The NPI consultants did not teach anthroposophy, did not even mention it unless asked. They merely wanted the people they were in contact with to consider their lives worthwhile, to have meaning. NPI was criticized by certain anthroposophists for helping capitalists become greater capitalists. But they were, and probably still are, missing the point. They would at least have to attend one of NPIs seminars to avoid missing the point.

Back in Argentina I was writing my resignation notice to IATA. I asked in it if IATA would pay for our transportation to Holland. They were more or less obliged to pay for our transportation to New York, where we started from, but Europe was still an open question. I would also have to give at least two weeks' notice. It was at that last moment, so to speak, when I received a letter from my boss (not Feick who had retired), who was based in Geneva, advising me that I was being transferred to Zurich, Switzerland effective immediately. Surprised? Very. But upon considering it, it wasn't really surprising. We were three in the Buenos Aires office, and I was the only foreigner, so the one most susceptible to kidnapping. I don't know if this was the reason, we never spoke about it. It was also possible that Swissair wanted someone from IATA Compliance in Zurich. Anyway, a choice had to be made immediately. I had been in Argentina for twelve years, much longer than usual for airline managers. There was always the danger of “going native.” We had a guy in Peru who opened a restaurant in Lima that he called “The Cockpit.” It was quite successful with the aviation community in general. When IATA head office heard of it, he was told to close the restaurant or leave IATA employment. He chose the latter option. I had been offered transfers previously, once to Miami, once (almost) to Rome, but I replied that IATA needed me more in Argentina, and I stayed — a good choice. I wanted to stay because of the school, which surely needed me more than IATA did. And, admittedly, I had "gone native.”

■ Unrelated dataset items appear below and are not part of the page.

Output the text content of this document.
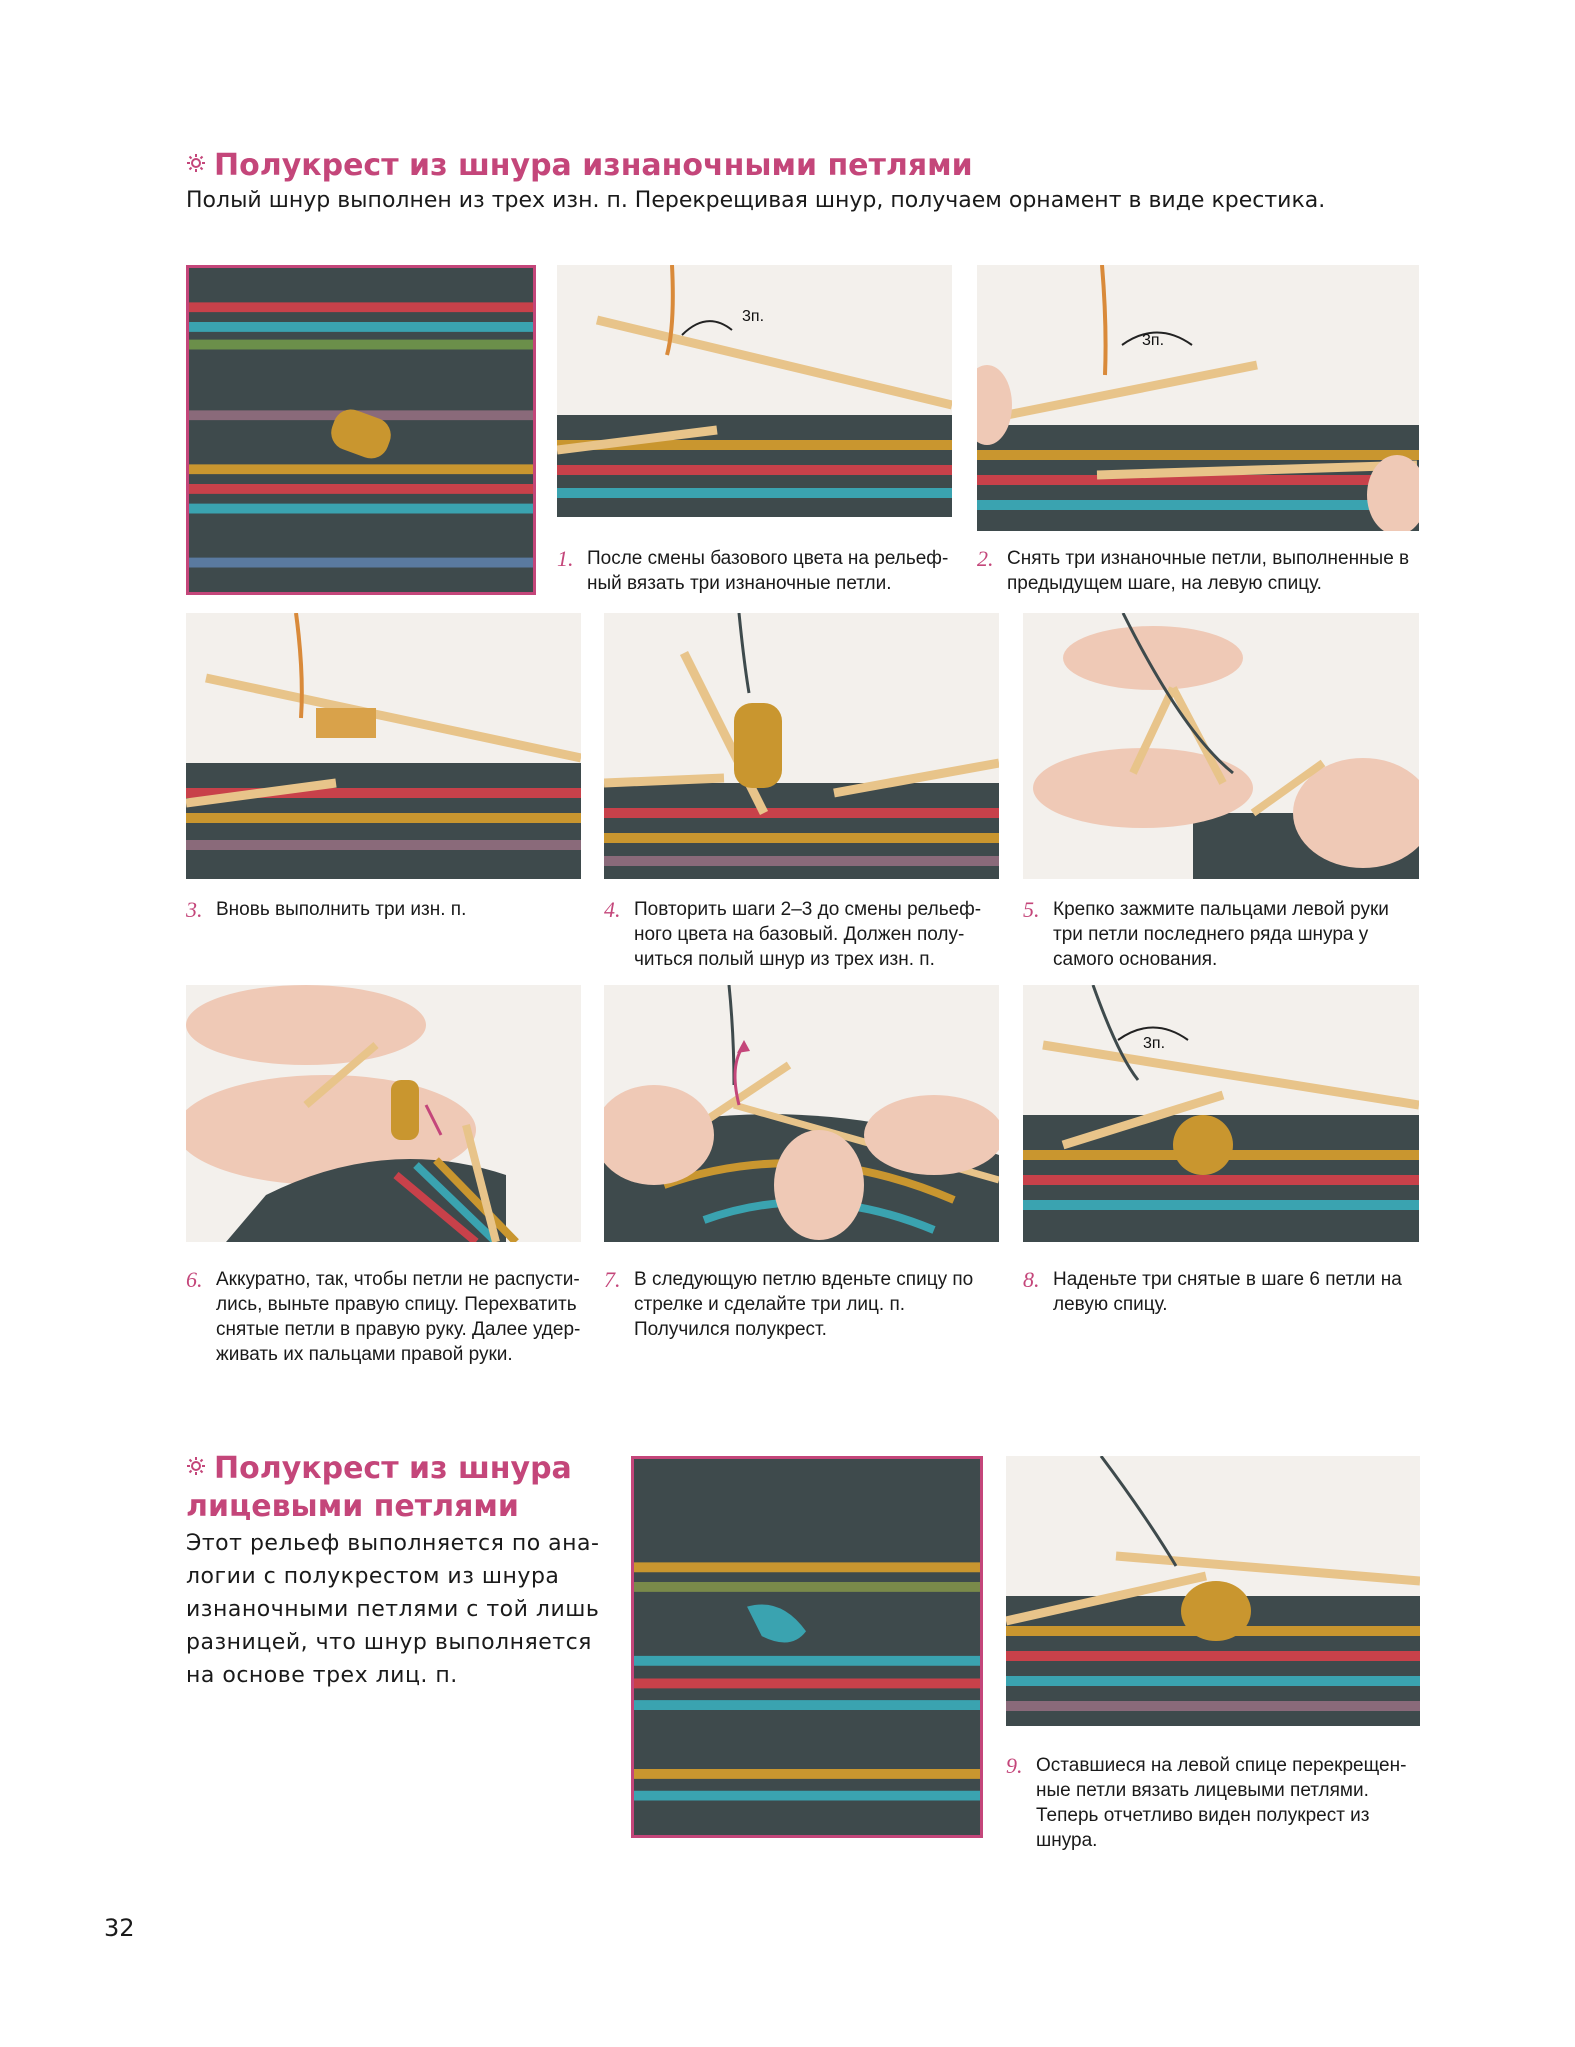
Полукрест из шнура изнаночными петлями
Полый шнур выполнен из трех изн. п. Перекрещивая шнур, получаем орнамент в виде крестика.
3п.
3п.
1. После смены базового цвета на рельеф- ный вязать три изнаночные петли.
2. Снять три изнаночные петли, выполненные в предыдущем шаге, на левую спицу.
3. Вновь выполнить три изн. п.	4. Повторить шаги 2–3 до смены рельеф- ного цвета на базовый. Должен полу- читься полый шнур из трех изн. п.
5. Крепко зажмите пальцами левой руки три петли последнего ряда шнура у самого основания.
3п.
6. Аккуратно, так, чтобы петли не распусти- лись, выньте правую спицу. Перехватить снятые петли в правую руку. Далее удер- живать их пальцами правой руки.
7. В следующую петлю вденьте спицу по стрелке и сделайте три лиц. п. Получился полукрест.
8. Наденьте три снятые в шаге 6 петли на левую спицу.
Полукрест из шнура
лицевыми петлями
Этот рельеф выполняется по ана- логии с полукрестом из шнура изнаночными петлями с той лишь разницей, что шнур выполняется на основе трех лиц. п.
9. Оставшиеся на левой спице перекрещен- ные петли вязать лицевыми петлями. Теперь отчетливо виден полукрест из шнура.
32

But it was different now. The school was quite well founded. In fact one of the last decisions I was involved in was buying a new house for the school. We had a complete primary school together with the kindergarten, but the original house with the avocado tree was no longer habitable. Not only was it too small, a high building was being constructed right alongside with bricks, cement, tools and junk falling into the school yard creating a dangerous situation. Someone found a large beautiful old house for sale on the corner opposite the plaza de San Isidro, which was a public park that could be used for outdoor events, such as physical education. The problem was that it cost the equivalent of US$70,000 in Argentine pesos. For possession 10% was needed, then monthly payments to be completed over a period of two years. We were able to raise the $7,000. But at first, I was opposed. I asked: what about the remaining $63,000? Where is that to come from? I was accused (in a friendly manner) of being a gringo who didn't understand Argentina, where one did not worry about such minor details as the future. An older more experienced teacher said, “If we work well the spiritual world will help us.” That sort of nailed it. The deal was made, I signed and shortly thereafter I left Argentina. At about the same time, the Argentine currency began its “devaluation” in relation to the US dollar. During the last six months of the two-year contract, the school was paying about $10 a month in pesos.

I flew to Holland and spoke with Lex together with one or two others. I apologized and tried to explain my choice without seeming too cowardly. Yes, I could leap into the unknown for my ideals, but I had to think of my family, a wife and three children. They understood and thought that perhaps I could work occasionally with them from Zurich. In fact, they had a man in Bern, the capital of Switzerland, whom I could contact if I wished.